S’ils ne sont liés par aucun contrat, les ouvriers peuvent légitimement cesser de travailler, à la condition, toutefois, de se conformer aux usages locaux et aux coutumes professionnelles. Ces usages et ces coutumes ont une vraie force obligatoire, elles s’imposent aux ouvriers comme aux patrons ; on est toujours censé les avoir acceptées, quand il n’a pas été fait de stipulation contraire. Mais hors de là, on ne peut invoquer aucun motif pour dénier aux travailleurs le droit de se mettre en grève. Ils demeurent libres, tant qu’ils n’ont pas aliéné leur liberté : libres de travailler ou de chômer, de mettre leur activité au service de celui-ci ou au service de celui-là. S’il y a une chose dont l’ouvrier soit incontestablement maître, c’est bien sa personne et, par suite, son travail qui n’est qu’une continuation de sa personnalité. Il n’est tenu de le laisser au service de quelqu’un que dans la mesure où il lui a plu de s’engager.

Si tout ouvier qui n’est pas lié par un contrat peut légitimement cesser son travail, même sans motif, il ne peut légitimement inciter l’ensemble de ses camarades à suivre son exemple, à moins qu’il n’y ait des raisons graves et certaines de faire la grève. Toute grève entraîne des maux aussi considérables que nombreux ; elle est une source de préjudices pour les patrons, la société, l’industrie nationale et même les ouvriers. Il est évident que, pour être en droit de pousser à une mesure qui aura de pareilles conséquences, on a besoin de motifs proportionnés et sur le bien-fondé desquels il n’existe pas le moindre doute.

En résumé, la grève étant parfois la seule arme de défense vraiment efficace que possèdent les ouvriers, on ne peut pas leur interdire de s’en servir, quand ils ont besoin de protéger leurs justes intérêts ; mais l’arme est à deux tranchants, elle blesse fréquemment non moins gravement ceux qui la tiennent que ceux contre qui elle est dirigée, on n’est pas autorisé à la sortir à chaque instant du fourreau et à en faire n’importe quel usage.

III. Grève et sabotage.

Le sabotage est, aujourd’hui, le complément de presque toute grève violente. Il consiste à immobiliser, à détériorer et même à détruire l’outillage patronal. La grève, disent les défenseurs du sabotage, c’est la guerre ; les ouvriers ont par conséquent tous les droits de belligérants.

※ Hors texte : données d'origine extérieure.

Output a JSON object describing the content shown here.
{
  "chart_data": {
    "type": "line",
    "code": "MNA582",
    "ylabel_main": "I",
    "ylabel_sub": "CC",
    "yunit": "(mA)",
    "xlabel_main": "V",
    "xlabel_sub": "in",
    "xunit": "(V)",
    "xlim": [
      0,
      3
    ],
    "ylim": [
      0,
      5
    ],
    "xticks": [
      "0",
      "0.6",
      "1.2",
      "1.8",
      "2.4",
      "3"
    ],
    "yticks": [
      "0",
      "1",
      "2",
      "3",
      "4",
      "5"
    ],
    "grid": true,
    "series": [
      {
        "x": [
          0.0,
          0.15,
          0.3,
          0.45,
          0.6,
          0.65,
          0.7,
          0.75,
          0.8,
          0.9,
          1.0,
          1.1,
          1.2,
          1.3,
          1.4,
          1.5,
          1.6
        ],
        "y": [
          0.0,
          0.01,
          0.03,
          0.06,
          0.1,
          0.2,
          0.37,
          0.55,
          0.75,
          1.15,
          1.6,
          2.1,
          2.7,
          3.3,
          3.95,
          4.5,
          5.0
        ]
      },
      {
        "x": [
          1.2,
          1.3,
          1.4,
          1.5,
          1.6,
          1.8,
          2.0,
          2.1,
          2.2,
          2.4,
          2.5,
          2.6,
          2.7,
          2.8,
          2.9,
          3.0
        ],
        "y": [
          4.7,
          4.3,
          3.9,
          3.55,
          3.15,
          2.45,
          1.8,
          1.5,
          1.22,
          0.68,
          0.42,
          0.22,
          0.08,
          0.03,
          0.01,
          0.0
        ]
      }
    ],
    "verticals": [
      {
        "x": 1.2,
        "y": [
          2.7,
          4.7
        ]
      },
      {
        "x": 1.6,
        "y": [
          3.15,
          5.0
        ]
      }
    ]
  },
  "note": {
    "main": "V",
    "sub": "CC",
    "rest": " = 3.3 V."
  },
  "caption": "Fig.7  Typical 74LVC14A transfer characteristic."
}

Ils font ce qu’on fait en campagne, on porte à l’ennemi le plus de coups qu’on peut et l’on n’hésite pas à sacrifier tout ce qui pourrait lui être de quelques secours pour emporter la victoire. Si les travailleurs s’attaquent aux machines et au matériel, ce n’est pas pour le vain plaisir de détruire ; c’est Uniquement parce qu’une impérieuse nécessité les y oblige. S’ils n’immobilisaient pas les instruments de production, ils iraient à la défaite. L’intérêt supérieur de la classe leur dicte la conduite à tenir ; briser ce qui peut faire échouer la grève est de bonne guerre.

Ceux qui parlent ainsi oublient que la grève ne peut que très imparfaitement être comparée à la guerre et que, même en temps de guerre, tout n’est pas permis. On reste tenu au respect des personnes et des propriétés. Des torts, seraient-ils considérables de la part des patrons, ne sauraient légitimer de pareils actes. Même commis à titre de représailles ils n’en seraient pas moins criminels ; ils déshonoreront toujours ceux qui s’en rendent coupables. Ils sont, surtout quand ils vont jusqu’à la détérioration grave et à la destruction,

réprouvés par la morale, flétris par la civilisation et réprimés par les lois. Si on se bornait à une simple immobilisation momentanée, sans détérioration, et que la grève fût certainement juste, le procédé, quoique d’ordre délicat, n’apparaît pas comme nécessairement injuste et condamnable. Les ouvriers se comportent à l’égard des machines et du matériel comme à l’égard de leurs camarades disposés à continuer le travail, ils les mettent dans l’impossibilité de faire échouer la grève.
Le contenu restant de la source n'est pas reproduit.